2nd Samuel 7:1-11, 16
St. Luke 1:46b-55
or Psalm 89: 1-4, 19-26
St. Luke 1:26-38
Prayer of the Day:
Stir up your power, Lord Christ, and come. With your abundant grace and might, free us from the sin that would obstruct your mercy, that willingly we may bear your redeeming love to all the world, for you live and reign with the Father and the Holy Spirit, one God, now and forever. Amen.
1.26 In the sixth month the angel Gabriel was sent by God to a town in Galilee called Nazareth, 27 to a virgin engaged to a man whose name was Joseph, of the house of David. The virgin’s name was Mary. 28 And he came to her and said, “Greetings, favored one! The Lord is with you.” 29 But she was much perplexed by his words and pondered what sort of greeting this might be. 30 The angel said to her, “Do not be afraid, Mary, for you have found favor with God. 31 And now, you will conceive in your womb and bear a son, and you will name him Jesus. 32 He will be great, and will be called the Son of the Most High, and the Lord God will give to him the throne of his ancestor David. 33 He will reign over the house of Jacob forever, and of his kingdom there will be no end.” 34 Mary said to the angel, “How can this be, since I am a virgin?” 35 The angel said to her, “The Holy Spirit will come upon you, and the power of the Most High will overshadow you; therefore the child to be born will be holy; he will be called Son of God. 36 And now, your relative Elizabeth in her old age has also conceived a son; and this is the sixth month for her who was said to be barren. 37 For nothing will be impossible with God.” 38Then Mary said, “Here am I, the servant of the Lord; let it be with me according to your word.” Then the angel departed from her.
St. Luke 1:26-38, New Revised Version Bible (C)1989, Division of Christian Education of the National Council of the Churches of Christ in the United States of America.
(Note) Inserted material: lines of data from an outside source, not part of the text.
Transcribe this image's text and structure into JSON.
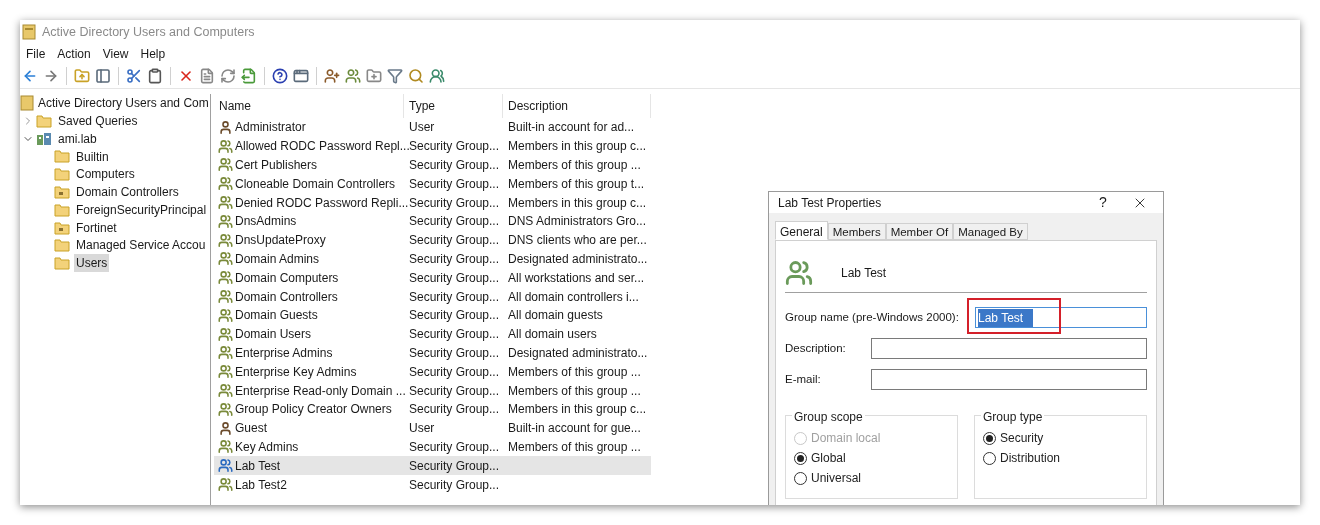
{
  "window": {
    "title": "Active Directory Users and Computers"
  },
  "menu": [
    "File",
    "Action",
    "View",
    "Help"
  ],
  "tree": {
    "label": "Active Directory Users and Com",
    "children": [
      {
        "label": "Saved Queries",
        "kind": "folder",
        "expanded": false,
        "selected": false
      },
      {
        "label": "ami.lab",
        "kind": "domain",
        "expanded": true,
        "selected": false,
        "children": [
          {
            "label": "Builtin",
            "kind": "folder",
            "selected": false
          },
          {
            "label": "Computers",
            "kind": "folder",
            "selected": false
          },
          {
            "label": "Domain Controllers",
            "kind": "ou",
            "selected": false
          },
          {
            "label": "ForeignSecurityPrincipal",
            "kind": "folder",
            "selected": false
          },
          {
            "label": "Fortinet",
            "kind": "ou",
            "selected": false
          },
          {
            "label": "Managed Service Accou",
            "kind": "folder",
            "selected": false
          },
          {
            "label": "Users",
            "kind": "folder",
            "selected": true
          }
        ]
      }
    ]
  },
  "table": {
    "columns": [
      "Name",
      "Type",
      "Description"
    ],
    "rows": [
      {
        "name": "Administrator",
        "kind": "user",
        "type": "User",
        "description": "Built-in account for ad...",
        "selected": false
      },
      {
        "name": "Allowed RODC Password Repl...",
        "kind": "group",
        "type": "Security Group...",
        "description": "Members in this group c...",
        "selected": false
      },
      {
        "name": "Cert Publishers",
        "kind": "group",
        "type": "Security Group...",
        "description": "Members of this group ...",
        "selected": false
      },
      {
        "name": "Cloneable Domain Controllers",
        "kind": "group",
        "type": "Security Group...",
        "description": "Members of this group t...",
        "selected": false
      },
      {
        "name": "Denied RODC Password Repli...",
        "kind": "group",
        "type": "Security Group...",
        "description": "Members in this group c...",
        "selected": false
      },
      {
        "name": "DnsAdmins",
        "kind": "group",
        "type": "Security Group...",
        "description": "DNS Administrators Gro...",
        "selected": false
      },
      {
        "name": "DnsUpdateProxy",
        "kind": "group",
        "type": "Security Group...",
        "description": "DNS clients who are per...",
        "selected": false
      },
      {
        "name": "Domain Admins",
        "kind": "group",
        "type": "Security Group...",
        "description": "Designated administrato...",
        "selected": false
      },
      {
        "name": "Domain Computers",
        "kind": "group",
        "type": "Security Group...",
        "description": "All workstations and ser...",
        "selected": false
      },
      {
        "name": "Domain Controllers",
        "kind": "group",
        "type": "Security Group...",
        "description": "All domain controllers i...",
        "selected": false
      },
      {
        "name": "Domain Guests",
        "kind": "group",
        "type": "Security Group...",
        "description": "All domain guests",
        "selected": false
      },
      {
        "name": "Domain Users",
        "kind": "group",
        "type": "Security Group...",
        "description": "All domain users",
        "selected": false
      },
      {
        "name": "Enterprise Admins",
        "kind": "group",
        "type": "Security Group...",
        "description": "Designated administrato...",
        "selected": false
      },
      {
        "name": "Enterprise Key Admins",
        "kind": "group",
        "type": "Security Group...",
        "description": "Members of this group ...",
        "selected": false
      },
      {
        "name": "Enterprise Read-only Domain ...",
        "kind": "group",
        "type": "Security Group...",
        "description": "Members of this group ...",
        "selected": false
      },
      {
        "name": "Group Policy Creator Owners",
        "kind": "group",
        "type": "Security Group...",
        "description": "Members in this group c...",
        "selected": false
      },
      {
        "name": "Guest",
        "kind": "user",
        "type": "User",
        "description": "Built-in account for gue...",
        "selected": false
      },
      {
        "name": "Key Admins",
        "kind": "group",
        "type": "Security Group...",
        "description": "Members of this group ...",
        "selected": false
      },
      {
        "name": "Lab Test",
        "kind": "group",
        "type": "Security Group...",
        "selected": true
      },
      {
        "name": "Lab Test2",
        "kind": "group",
        "type": "Security Group...",
        "selected": false
      }
    ]
  },
  "dialog": {
    "title": "Lab Test Properties",
    "help": "?",
    "tabs": [
      {
        "label": "General",
        "selected": true
      },
      {
        "label": "Members",
        "selected": false
      },
      {
        "label": "Member Of",
        "selected": false
      },
      {
        "label": "Managed By",
        "selected": false
      }
    ],
    "object_name": "Lab Test",
    "fields": [
      {
        "label": "Group name (pre-Windows 2000):",
        "value": "Lab Test",
        "text_selected": true,
        "annotated": true
      },
      {
        "label": "Description:",
        "text_selected": false,
        "annotated": false
      },
      {
        "label": "E-mail:",
        "text_selected": false,
        "annotated": false
      }
    ],
    "group_scope": {
      "title": "Group scope",
      "options": [
        {
          "label": "Domain local",
          "selected": false,
          "disabled": true
        },
        {
          "label": "Global",
          "selected": true,
          "disabled": false
        },
        {
          "label": "Universal",
          "selected": false,
          "disabled": false
        }
      ]
    },
    "group_type": {
      "title": "Group type",
      "options": [
        {
          "label": "Security",
          "selected": true,
          "disabled": false
        },
        {
          "label": "Distribution",
          "selected": false,
          "disabled": false
        }
      ]
    }
  }
}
Let It Be with Me According to Your Word
Picture Mary, Mother of our Lord, in your mind. What does she look like to you? Is she a frightened young girl, perplexed by the greeting of an angel, and struggling to understand what this strange message means? Is she a serene servant of God, undisturbed by the troubles that surround her in the world, and focused only on accomplishing God’s will as Mater Domini? Is she distant and aloof, beyond the comprehension of mere humans (a light blue colored sculpture, high up on a cathedral wall)? Is she loving and attentive, swaddling her newborn son, and pondering all that has taken place in his young life?
For all the attention paid to Mary, Mother of our Lord, we really don’t know much about her. The Gospels picture her at Jesus’ birth and death, and a couple of times in between. The last mention of her takes place in the very first chapter of Acts (chapter 1; verse). After that we never hear about her again.
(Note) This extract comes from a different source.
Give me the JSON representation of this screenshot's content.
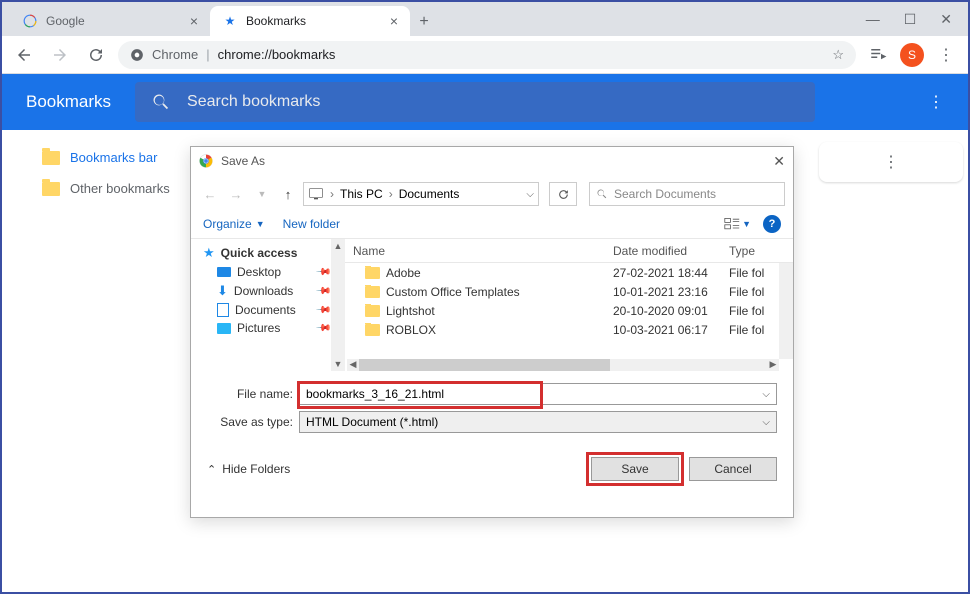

The richest look, though, takes place in St. Luke’s Gospel. The first two chapters are almost more Mary’s story than Jesus’ story: Gabriel’s announcement of the birth of Christ. Mary’s visit to Elizabeth (and her moving “Magnificat”). The journey to Bethlehem and Christ’s birth in the manger. The visit of angel-inspired shepherds. The presentation of Jesus in the Temple. The visit to Jerusalem when Jesus was twelve. Mary is pictured as perplexed, confused, faithful, resolute, obedient, prophetic, nurturing, treasuring and pondering, religious, concerned, astonished…
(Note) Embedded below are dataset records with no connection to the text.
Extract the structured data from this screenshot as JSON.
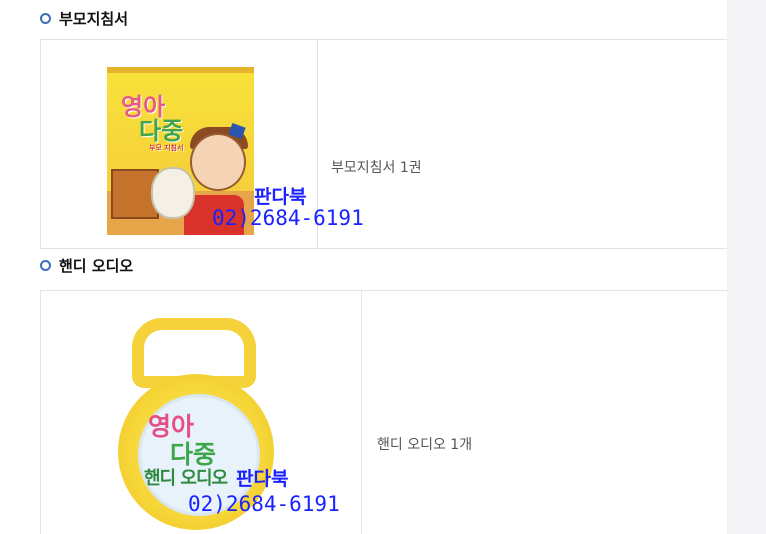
{
  "sections": [
    {
      "title": "부모지침서",
      "image_name": "parent-guide-book",
      "description": "부모지침서 1권",
      "art_title_line1": "영아",
      "art_title_line2": "다중",
      "art_subtitle": "부모 지침서"
    },
    {
      "title": "핸디 오디오",
      "image_name": "handy-audio",
      "description": "핸디 오디오 1개",
      "art_title_line1": "영아",
      "art_title_line2": "다중",
      "art_subtitle": "핸디 오디오"
    }
  ],
  "watermark": {
    "name": "판다북",
    "phone": "02)2684-6191"
  },
  "colors": {
    "bullet": "#3d6db5",
    "watermark": "#1a22ff",
    "border": "#e3e3e3"
  }
}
At the heart of St. Luke’s portrayal are the words of this week’s Gospel lesson. Mary receives a confusing and inspiring visit from an angel, announcing that she will bear the Savior to the world. We wouldn’t have blamed her for resisting like Moses (Exodus 4:13), running away like Jonah (Jonah 1:1-3) or hiding like Simon Peter (St. Matthew 26:74-75). But Mary — faithful, obedient Mary — honors God’s wishes above what must have been her own. “Let it be with me according to your word.”
These nine words tell us more about Mary than any other verse in the Bible. Faced with living in first century culture as an unmarried pregnant teenager, wondering how her neighbors and her betrothed might respond, she puts aside any fears and concerns she might have had and announces her willingness to follow God’s will no matter what. “Let it be with me according to your word.”
It’s no wonder she has been an inspiration to millions of believers over the years. To open ourselves to God’s will is no small thing. When called to stand for what is righteous and faithful, we can find ourselves drawn to the model of Moses and Jonah and Peter. But Mary offers us the possibility of another way. As we contemplate her faithfulness this week, may we imagine ourselves as faithful and obedient. Let us consider responding, as she did, with: “Let it be with me according to your word.”
David J. Risendal, Pastor
Exploring This Week’s Gospel:
- What aspect(s) of following God’s will must have been difficult for Mary to embrace?
- What might she have understood, at the beginning, of what she was being asked to do?
- What prepared her to honor God’s word with her life?
Connecting with This Week’s Gospel:
- When have I found myself resisting God’s will in my own life?
- What resources do I use, as I try to discover God’s will for me?
- Who could partner with me in searching for God’s will, and becoming accountable to it?